A good poker player can win by bluffing. But this isn’t a poker game. It’s our homes, our community, our property rights and our money that’s at stake, and the cityhood shysters are keeping their cards close to the vest.

Before the State Legislature ended its last session, the cityhood mess was shoehorned in during the final hours by Representative Matt Dollar. In all likelihood, the cityhood bill will be presented to us for a vote in 2020. By then we may well be on the cusp of a recession, which would undermine all the rosy assumptions of the bare-bones feasibility study paid for by a secretive bunch of insiders who stand to benefit regardless.

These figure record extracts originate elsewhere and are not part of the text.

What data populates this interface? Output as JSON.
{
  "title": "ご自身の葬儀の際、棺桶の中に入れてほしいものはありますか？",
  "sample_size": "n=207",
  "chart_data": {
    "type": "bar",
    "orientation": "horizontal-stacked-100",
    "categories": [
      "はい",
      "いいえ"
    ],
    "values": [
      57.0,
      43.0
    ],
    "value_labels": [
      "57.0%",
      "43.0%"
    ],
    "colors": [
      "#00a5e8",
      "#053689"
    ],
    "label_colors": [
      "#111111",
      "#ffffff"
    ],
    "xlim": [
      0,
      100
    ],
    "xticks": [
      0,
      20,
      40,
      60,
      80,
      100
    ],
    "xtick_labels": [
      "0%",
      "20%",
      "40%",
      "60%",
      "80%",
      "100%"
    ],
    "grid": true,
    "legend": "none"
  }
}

Not to gussy up the language, but this is a textbook example of “pulling a fast one.” (In fairness, “pulling a fast one” wasn’t in any of my textbooks, but then I didn’t go to grad school.) But you don’t even need a high school diploma to know when you’re being bamboozled. Could you imagine signing a blank contract? “Don’t worry about the details. We’ll fill those in later.” Well, the Devil is in the details, and that’s who we’re dealing with.

I don’t have a name for the proposed city, but I do have a motto that sums things up nicely: “It’s absolutely not anyone’s business!”